Uma falha infantil do Gustavo Henrique ou uma jogada planejada: como você vê o 2º gol do Inter contra o Flamengo?
Na real, tanto faz. Todo mundo tem uma opinião. Uma verdade interna.
O futebol nos faz crescer como seres humanos quando entendemos e não julgamos. Bora pro fio 👇
O que é errar?
Diz a filosofia que erro é quando o que nós temos de conhecimento sobre algo, seja lá o que for, não reflete a realidade. É um desacordo. Uma inadequação na cabeça.
Então pra entender o erro você precisa, antes de tudo, entender a realidade da outra pessoa.
É aí que complica. É difícil entender a realidade do outro. Exige esforço, desprendimento e leva tempo...não temos como ficar pensando sempre no outro.
É mais fácil julgar. Botar a realidade do outro na nossa perspectiva e dizer se está de acordo (certo) ou desacordo (errado).
Julgar é importante. Tem coisa que tá certa (a fórmula de química que você decora pro vestibular) e coisa que tá errada (preconceito).
Só que tem coisas que precisam de interpretação. Que tem que pensar, que não tem fórmula, que corremos o risco de sermos injustos se julga.
Futebol é assim: não tem certo ou erro. Tem o jogo.
Qual é a única coisa indiscutível no jogo?
O placar. Já o que acontece durante os noventa minutos é puro fruto da nossa realidade paralela, do que a nossa mente conhece e vê lá. Cada pessoa tem uma opinião. E tá ok ser assim.
Por isso que o passe do Gustavo Henrique não é um erro. Tampouco um acerto.

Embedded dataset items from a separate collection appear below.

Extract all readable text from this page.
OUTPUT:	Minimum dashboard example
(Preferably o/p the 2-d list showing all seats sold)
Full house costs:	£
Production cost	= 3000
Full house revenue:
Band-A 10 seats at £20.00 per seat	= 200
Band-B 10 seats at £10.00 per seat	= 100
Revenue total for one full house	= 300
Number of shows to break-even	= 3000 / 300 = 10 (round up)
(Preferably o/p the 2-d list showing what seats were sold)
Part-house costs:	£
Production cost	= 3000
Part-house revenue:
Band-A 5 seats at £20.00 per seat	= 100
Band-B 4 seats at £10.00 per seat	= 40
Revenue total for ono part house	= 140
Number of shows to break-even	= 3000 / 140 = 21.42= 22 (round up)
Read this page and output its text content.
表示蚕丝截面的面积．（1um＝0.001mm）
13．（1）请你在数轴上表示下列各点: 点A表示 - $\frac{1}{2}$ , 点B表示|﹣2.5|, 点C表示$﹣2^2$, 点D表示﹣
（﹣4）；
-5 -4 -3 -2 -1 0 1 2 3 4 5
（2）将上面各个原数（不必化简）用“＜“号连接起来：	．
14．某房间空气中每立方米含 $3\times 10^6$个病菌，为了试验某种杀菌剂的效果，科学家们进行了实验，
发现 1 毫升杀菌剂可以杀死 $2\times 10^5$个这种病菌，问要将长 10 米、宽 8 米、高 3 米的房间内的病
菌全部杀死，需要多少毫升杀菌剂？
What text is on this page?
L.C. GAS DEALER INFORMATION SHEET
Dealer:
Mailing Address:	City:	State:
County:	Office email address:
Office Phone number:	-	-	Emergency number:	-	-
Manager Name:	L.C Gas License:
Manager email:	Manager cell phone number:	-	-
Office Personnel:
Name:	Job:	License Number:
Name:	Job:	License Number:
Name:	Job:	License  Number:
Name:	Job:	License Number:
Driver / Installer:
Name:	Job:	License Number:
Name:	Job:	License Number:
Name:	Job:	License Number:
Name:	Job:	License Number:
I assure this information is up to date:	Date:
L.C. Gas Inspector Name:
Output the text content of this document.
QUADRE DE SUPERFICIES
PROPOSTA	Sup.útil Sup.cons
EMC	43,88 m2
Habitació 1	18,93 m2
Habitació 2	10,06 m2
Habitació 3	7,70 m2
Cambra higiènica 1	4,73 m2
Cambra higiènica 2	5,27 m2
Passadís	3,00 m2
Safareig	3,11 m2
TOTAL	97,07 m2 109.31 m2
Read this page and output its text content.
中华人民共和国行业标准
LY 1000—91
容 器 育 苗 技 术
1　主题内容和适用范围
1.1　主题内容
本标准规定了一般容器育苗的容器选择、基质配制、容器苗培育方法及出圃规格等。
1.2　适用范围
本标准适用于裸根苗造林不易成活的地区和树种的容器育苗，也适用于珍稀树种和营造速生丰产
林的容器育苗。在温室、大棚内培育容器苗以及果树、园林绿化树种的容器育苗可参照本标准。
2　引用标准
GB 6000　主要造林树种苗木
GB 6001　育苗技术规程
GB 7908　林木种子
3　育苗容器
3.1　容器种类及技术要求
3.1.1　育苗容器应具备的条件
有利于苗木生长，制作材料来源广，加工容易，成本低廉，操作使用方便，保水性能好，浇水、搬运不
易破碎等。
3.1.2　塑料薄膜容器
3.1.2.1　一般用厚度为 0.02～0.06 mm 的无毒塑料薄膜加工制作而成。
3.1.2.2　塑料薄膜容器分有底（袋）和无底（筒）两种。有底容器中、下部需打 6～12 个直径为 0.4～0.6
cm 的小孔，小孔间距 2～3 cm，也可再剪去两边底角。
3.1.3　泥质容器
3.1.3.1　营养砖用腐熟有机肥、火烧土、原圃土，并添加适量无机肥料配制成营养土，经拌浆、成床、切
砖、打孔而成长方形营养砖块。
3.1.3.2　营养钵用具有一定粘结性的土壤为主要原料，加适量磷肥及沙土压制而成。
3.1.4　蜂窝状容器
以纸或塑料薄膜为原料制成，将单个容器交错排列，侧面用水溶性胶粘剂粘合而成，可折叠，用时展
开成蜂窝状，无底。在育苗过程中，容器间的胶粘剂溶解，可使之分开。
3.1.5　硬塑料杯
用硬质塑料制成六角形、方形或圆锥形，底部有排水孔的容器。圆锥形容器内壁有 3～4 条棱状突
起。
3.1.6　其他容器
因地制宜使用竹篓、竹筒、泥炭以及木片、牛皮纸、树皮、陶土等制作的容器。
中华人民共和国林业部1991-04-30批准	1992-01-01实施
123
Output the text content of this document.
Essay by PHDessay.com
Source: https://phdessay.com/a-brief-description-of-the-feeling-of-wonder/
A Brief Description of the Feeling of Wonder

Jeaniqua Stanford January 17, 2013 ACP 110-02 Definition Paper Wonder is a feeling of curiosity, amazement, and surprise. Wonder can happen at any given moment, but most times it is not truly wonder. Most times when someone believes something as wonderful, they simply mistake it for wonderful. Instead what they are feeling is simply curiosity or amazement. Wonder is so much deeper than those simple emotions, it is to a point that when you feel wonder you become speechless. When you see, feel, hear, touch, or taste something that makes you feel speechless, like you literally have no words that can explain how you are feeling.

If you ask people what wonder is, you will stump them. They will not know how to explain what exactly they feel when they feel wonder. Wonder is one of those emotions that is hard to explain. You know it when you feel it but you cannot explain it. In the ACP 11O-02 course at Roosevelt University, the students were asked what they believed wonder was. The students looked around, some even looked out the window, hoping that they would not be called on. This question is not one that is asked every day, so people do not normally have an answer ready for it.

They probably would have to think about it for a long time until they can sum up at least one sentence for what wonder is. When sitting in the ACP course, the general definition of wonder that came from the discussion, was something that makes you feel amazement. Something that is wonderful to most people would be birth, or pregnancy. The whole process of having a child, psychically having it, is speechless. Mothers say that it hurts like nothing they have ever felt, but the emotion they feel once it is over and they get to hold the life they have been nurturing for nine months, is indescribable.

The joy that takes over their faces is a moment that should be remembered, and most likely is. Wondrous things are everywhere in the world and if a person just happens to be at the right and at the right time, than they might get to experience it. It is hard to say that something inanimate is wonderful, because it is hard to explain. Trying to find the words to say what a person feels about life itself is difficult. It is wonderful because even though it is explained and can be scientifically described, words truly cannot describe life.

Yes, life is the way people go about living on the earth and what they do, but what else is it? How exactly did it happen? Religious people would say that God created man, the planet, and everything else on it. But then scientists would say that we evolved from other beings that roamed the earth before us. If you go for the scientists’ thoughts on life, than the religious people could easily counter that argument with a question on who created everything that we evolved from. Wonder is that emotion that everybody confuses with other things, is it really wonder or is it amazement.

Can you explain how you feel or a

Foi fruto de um desacordo no pensamento dele....e também fruto de uma situação que o Internacional trabalhou para "criar" aquela realidade. O Inter induziu o erro. Ou você acha que é legal errar passe?
Para entender o lance, é preciso ver que o Internacional é um time que pressiona sem parar.
Joga no 4-1-3-2 por isso. Quando o zagueiro tá com a bola, Galhardo ou Abel fecham a linha de passe do companheiro, um meia vem no lateral e o outro fecha a linha de passe do volante.
Esse desenho se repete o tempo todo. O intuito é pressionar o portador da bola e fechar todas suas linhas de passe. Isso é comum com adversários que gostam da bola e de sair jogando, como o Flamengo ou o Atlético-MG.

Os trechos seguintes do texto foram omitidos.